Une œuvre défie le réel et les frontières

« Salman Rushdie est un conteur prolifique dont l’œuvre défie le réel et les frontières.

On lui doit de grands romans tels que Les Enfants de minuitLe Dernier Soupir du Maureou Furie, mais aussi une très belle autobiographie intitulée Joseph Anton.

Après La Cité de la victoire (Actes Sud, trad. Gérard Meudal) paru cet automne, il vient de publier  Le Couteau (Gallimard, trad. Gérard Meudal).
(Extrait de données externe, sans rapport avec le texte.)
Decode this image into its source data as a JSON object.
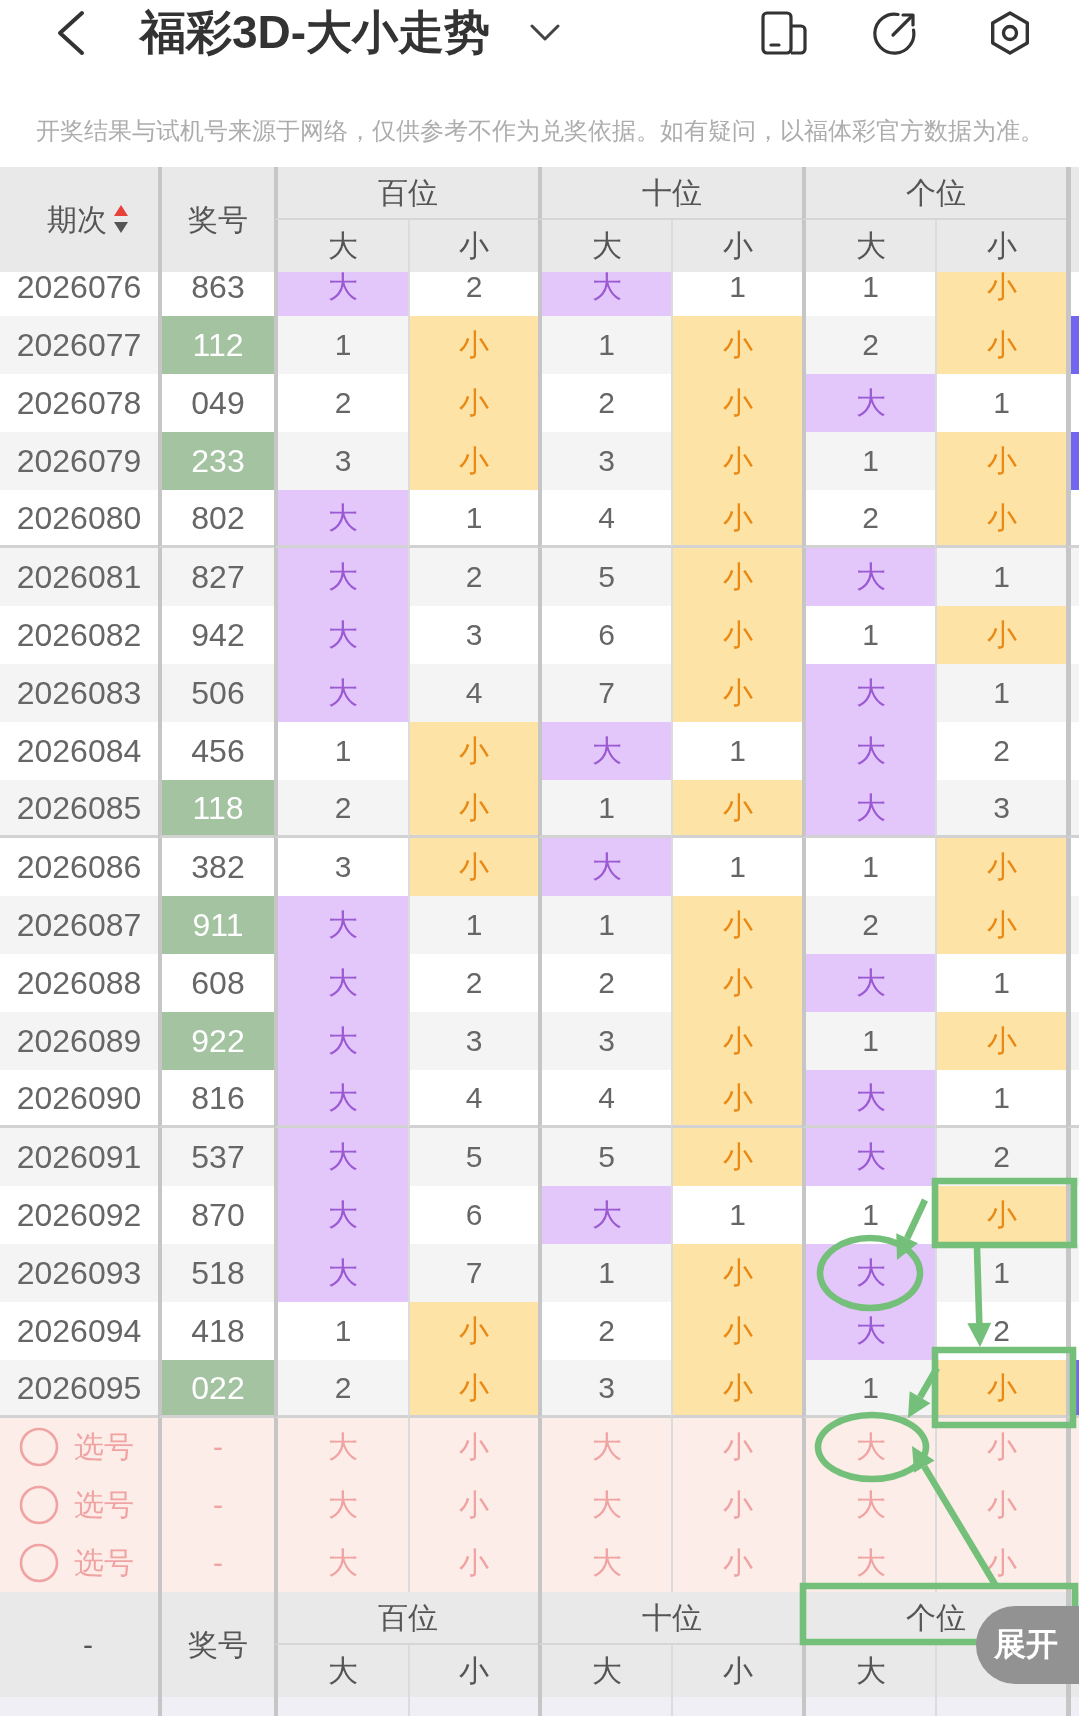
{
  "top_bar": {
    "title": "福彩3D-大小走势"
  },
  "notice": "开奖结果与试机号来源于网络，仅供参考不作为兑奖依据。如有疑问，以福体彩官方数据为准。",
  "table": {
    "header": {
      "period": "期次",
      "sort_ascending": true,
      "number": "奖号",
      "groups": [
        {
          "label": "百位",
          "columns": [
            "大",
            "小"
          ]
        },
        {
          "label": "十位",
          "columns": [
            "大",
            "小"
          ]
        },
        {
          "label": "个位",
          "columns": [
            "大",
            "小"
          ]
        }
      ]
    },
    "rows": [
      {
        "period": "2026076",
        "number": "863",
        "highlighted": false,
        "cells": [
          {
            "text": "大",
            "hit": true
          },
          {
            "text": "2",
            "hit": false
          },
          {
            "text": "大",
            "hit": true
          },
          {
            "text": "1",
            "hit": false
          },
          {
            "text": "1",
            "hit": false
          },
          {
            "text": "小",
            "hit": true
          }
        ],
        "edge_hit": false
      },
      {
        "period": "2026077",
        "number": "112",
        "highlighted": true,
        "cells": [
          {
            "text": "1",
            "hit": false
          },
          {
            "text": "小",
            "hit": true
          },
          {
            "text": "1",
            "hit": false
          },
          {
            "text": "小",
            "hit": true
          },
          {
            "text": "2",
            "hit": false
          },
          {
            "text": "小",
            "hit": true
          }
        ],
        "edge_hit": true
      },
      {
        "period": "2026078",
        "number": "049",
        "highlighted": false,
        "cells": [
          {
            "text": "2",
            "hit": false
          },
          {
            "text": "小",
            "hit": true
          },
          {
            "text": "2",
            "hit": false
          },
          {
            "text": "小",
            "hit": true
          },
          {
            "text": "大",
            "hit": true
          },
          {
            "text": "1",
            "hit": false
          }
        ],
        "edge_hit": false
      },
      {
        "period": "2026079",
        "number": "233",
        "highlighted": true,
        "cells": [
          {
            "text": "3",
            "hit": false
          },
          {
            "text": "小",
            "hit": true
          },
          {
            "text": "3",
            "hit": false
          },
          {
            "text": "小",
            "hit": true
          },
          {
            "text": "1",
            "hit": false
          },
          {
            "text": "小",
            "hit": true
          }
        ],
        "edge_hit": true
      },
      {
        "period": "2026080",
        "number": "802",
        "highlighted": false,
        "cells": [
          {
            "text": "大",
            "hit": true
          },
          {
            "text": "1",
            "hit": false
          },
          {
            "text": "4",
            "hit": false
          },
          {
            "text": "小",
            "hit": true
          },
          {
            "text": "2",
            "hit": false
          },
          {
            "text": "小",
            "hit": true
          }
        ],
        "edge_hit": false
      },
      {
        "period": "2026081",
        "number": "827",
        "highlighted": false,
        "cells": [
          {
            "text": "大",
            "hit": true
          },
          {
            "text": "2",
            "hit": false
          },
          {
            "text": "5",
            "hit": false
          },
          {
            "text": "小",
            "hit": true
          },
          {
            "text": "大",
            "hit": true
          },
          {
            "text": "1",
            "hit": false
          }
        ],
        "edge_hit": false
      },
      {
        "period": "2026082",
        "number": "942",
        "highlighted": false,
        "cells": [
          {
            "text": "大",
            "hit": true
          },
          {
            "text": "3",
            "hit": false
          },
          {
            "text": "6",
            "hit": false
          },
          {
            "text": "小",
            "hit": true
          },
          {
            "text": "1",
            "hit": false
          },
          {
            "text": "小",
            "hit": true
          }
        ],
        "edge_hit": false
      },
      {
        "period": "2026083",
        "number": "506",
        "highlighted": false,
        "cells": [
          {
            "text": "大",
            "hit": true
          },
          {
            "text": "4",
            "hit": false
          },
          {
            "text": "7",
            "hit": false
          },
          {
            "text": "小",
            "hit": true
          },
          {
            "text": "大",
            "hit": true
          },
          {
            "text": "1",
            "hit": false
          }
        ],
        "edge_hit": false
      },
      {
        "period": "2026084",
        "number": "456",
        "highlighted": false,
        "cells": [
          {
            "text": "1",
            "hit": false
          },
          {
            "text": "小",
            "hit": true
          },
          {
            "text": "大",
            "hit": true
          },
          {
            "text": "1",
            "hit": false
          },
          {
            "text": "大",
            "hit": true
          },
          {
            "text": "2",
            "hit": false
          }
        ],
        "edge_hit": false
      },
      {
        "period": "2026085",
        "number": "118",
        "highlighted": true,
        "cells": [
          {
            "text": "2",
            "hit": false
          },
          {
            "text": "小",
            "hit": true
          },
          {
            "text": "1",
            "hit": false
          },
          {
            "text": "小",
            "hit": true
          },
          {
            "text": "大",
            "hit": true
          },
          {
            "text": "3",
            "hit": false
          }
        ],
        "edge_hit": false
      },
      {
        "period": "2026086",
        "number": "382",
        "highlighted": false,
        "cells": [
          {
            "text": "3",
            "hit": false
          },
          {
            "text": "小",
            "hit": true
          },
          {
            "text": "大",
            "hit": true
          },
          {
            "text": "1",
            "hit": false
          },
          {
            "text": "1",
            "hit": false
          },
          {
            "text": "小",
            "hit": true
          }
        ],
        "edge_hit": false
      },
      {
        "period": "2026087",
        "number": "911",
        "highlighted": true,
        "cells": [
          {
            "text": "大",
            "hit": true
          },
          {
            "text": "1",
            "hit": false
          },
          {
            "text": "1",
            "hit": false
          },
          {
            "text": "小",
            "hit": true
          },
          {
            "text": "2",
            "hit": false
          },
          {
            "text": "小",
            "hit": true
          }
        ],
        "edge_hit": false
      },
      {
        "period": "2026088",
        "number": "608",
        "highlighted": false,
        "cells": [
          {
            "text": "大",
            "hit": true
          },
          {
            "text": "2",
            "hit": false
          },
          {
            "text": "2",
            "hit": false
          },
          {
            "text": "小",
            "hit": true
          },
          {
            "text": "大",
            "hit": true
          },
          {
            "text": "1",
            "hit": false
          }
        ],
        "edge_hit": false
      },
      {
        "period": "2026089",
        "number": "922",
        "highlighted": true,
        "cells": [
          {
            "text": "大",
            "hit": true
          },
          {
            "text": "3",
            "hit": false
          },
          {
            "text": "3",
            "hit": false
          },
          {
            "text": "小",
            "hit": true
          },
          {
            "text": "1",
            "hit": false
          },
          {
            "text": "小",
            "hit": true
          }
        ],
        "edge_hit": false
      },
      {
        "period": "2026090",
        "number": "816",
        "highlighted": false,
        "cells": [
          {
            "text": "大",
            "hit": true
          },
          {
            "text": "4",
            "hit": false
          },
          {
            "text": "4",
            "hit": false
          },
          {
            "text": "小",
            "hit": true
          },
          {
            "text": "大",
            "hit": true
          },
          {
            "text": "1",
            "hit": false
          }
        ],
        "edge_hit": false
      },
      {
        "period": "2026091",
        "number": "537",
        "highlighted": false,
        "cells": [
          {
            "text": "大",
            "hit": true
          },
          {
            "text": "5",
            "hit": false
          },
          {
            "text": "5",
            "hit": false
          },
          {
            "text": "小",
            "hit": true
          },
          {
            "text": "大",
            "hit": true
          },
          {
            "text": "2",
            "hit": false
          }
        ],
        "edge_hit": false
      },
      {
        "period": "2026092",
        "number": "870",
        "highlighted": false,
        "cells": [
          {
            "text": "大",
            "hit": true
          },
          {
            "text": "6",
            "hit": false
          },
          {
            "text": "大",
            "hit": true
          },
          {
            "text": "1",
            "hit": false
          },
          {
            "text": "1",
            "hit": false
          },
          {
            "text": "小",
            "hit": true
          }
        ],
        "edge_hit": false
      },
      {
        "period": "2026093",
        "number": "518",
        "highlighted": false,
        "cells": [
          {
            "text": "大",
            "hit": true
          },
          {
            "text": "7",
            "hit": false
          },
          {
            "text": "1",
            "hit": false
          },
          {
            "text": "小",
            "hit": true
          },
          {
            "text": "大",
            "hit": true
          },
          {
            "text": "1",
            "hit": false
          }
        ],
        "edge_hit": false
      },
      {
        "period": "2026094",
        "number": "418",
        "highlighted": false,
        "cells": [
          {
            "text": "1",
            "hit": false
          },
          {
            "text": "小",
            "hit": true
          },
          {
            "text": "2",
            "hit": false
          },
          {
            "text": "小",
            "hit": true
          },
          {
            "text": "大",
            "hit": true
          },
          {
            "text": "2",
            "hit": false
          }
        ],
        "edge_hit": false
      },
      {
        "period": "2026095",
        "number": "022",
        "highlighted": true,
        "cells": [
          {
            "text": "2",
            "hit": false
          },
          {
            "text": "小",
            "hit": true
          },
          {
            "text": "3",
            "hit": false
          },
          {
            "text": "小",
            "hit": true
          },
          {
            "text": "1",
            "hit": false
          },
          {
            "text": "小",
            "hit": true
          }
        ],
        "edge_hit": true
      }
    ],
    "pick_rows": [
      {
        "selected": false,
        "label": "选号",
        "number": "-",
        "options": [
          "大",
          "小",
          "大",
          "小",
          "大",
          "小"
        ]
      },
      {
        "selected": false,
        "label": "选号",
        "number": "-",
        "options": [
          "大",
          "小",
          "大",
          "小",
          "大",
          "小"
        ]
      },
      {
        "selected": false,
        "label": "选号",
        "number": "-",
        "options": [
          "大",
          "小",
          "大",
          "小",
          "大",
          "小"
        ]
      }
    ],
    "footer_header": {
      "period": "-",
      "number": "奖号",
      "groups": [
        {
          "label": "百位",
          "columns": [
            "大",
            "小"
          ]
        },
        {
          "label": "十位",
          "columns": [
            "大",
            "小"
          ]
        },
        {
          "label": "个位",
          "columns": [
            "大"
          ]
        }
      ]
    }
  },
  "expand_button": "展开",
  "markup": [
    {
      "kind": "box"
    },
    {
      "kind": "arrow"
    },
    {
      "kind": "ring"
    },
    {
      "kind": "arrow"
    },
    {
      "kind": "box"
    },
    {
      "kind": "arrow"
    },
    {
      "kind": "ring"
    },
    {
      "kind": "box"
    },
    {
      "kind": "arrow"
    }
  ]
}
Il revient sur l’attaque dont il a été victime le 12 août 2022 ainsi que sur les étapes de sa reconstruction physique et spirituelle. Un livre nécessaire, à la gloire de l’amour, de l’écriture et de la liberté. » EXTRAIT D’ACTUALITÉ

UNE DE NOS PRÉCÉDENTES PUBLICATIONS :

VIVRE EN LITTÉRATURE ET POÉSIE : « Ces choses que nous reconnaissons à l’instant même comme la vérité »
Salman Rushdie publie son nouvel ouvrage « Langages de Vérité » 
https://metahodos.fr/2023/01/11/vivre-en-litterature-et-poesie-ces-choses-que-nous-reconnaissons-a-linstant-meme-comme-la-verite/

1. ARTICLE – Un miraculé nommé Rushdie

28 avril 2024 par Gilles Hertzog LA RÈGLE DU JEU

Le nouveau livre de Salman Rushdie, « Le Couteau », est la relation minutieuse d’un retour des enfers.

 « Que répondre à un homme qui vous dit qu’il aime mieux obéir à Dieu qu’aux hommes et qui en conséquence est sûr de mériter le ciel en vous égorgeant ? » (Voltaire, Dictionnaire philosophique.)

C’est une longue cohorte de feu et de sang, qui court tout au long de l’histoire de l’Occident et vient frapper jusqu’à nous : la guerre à mort des fanatiques contre les semeurs de liberté. 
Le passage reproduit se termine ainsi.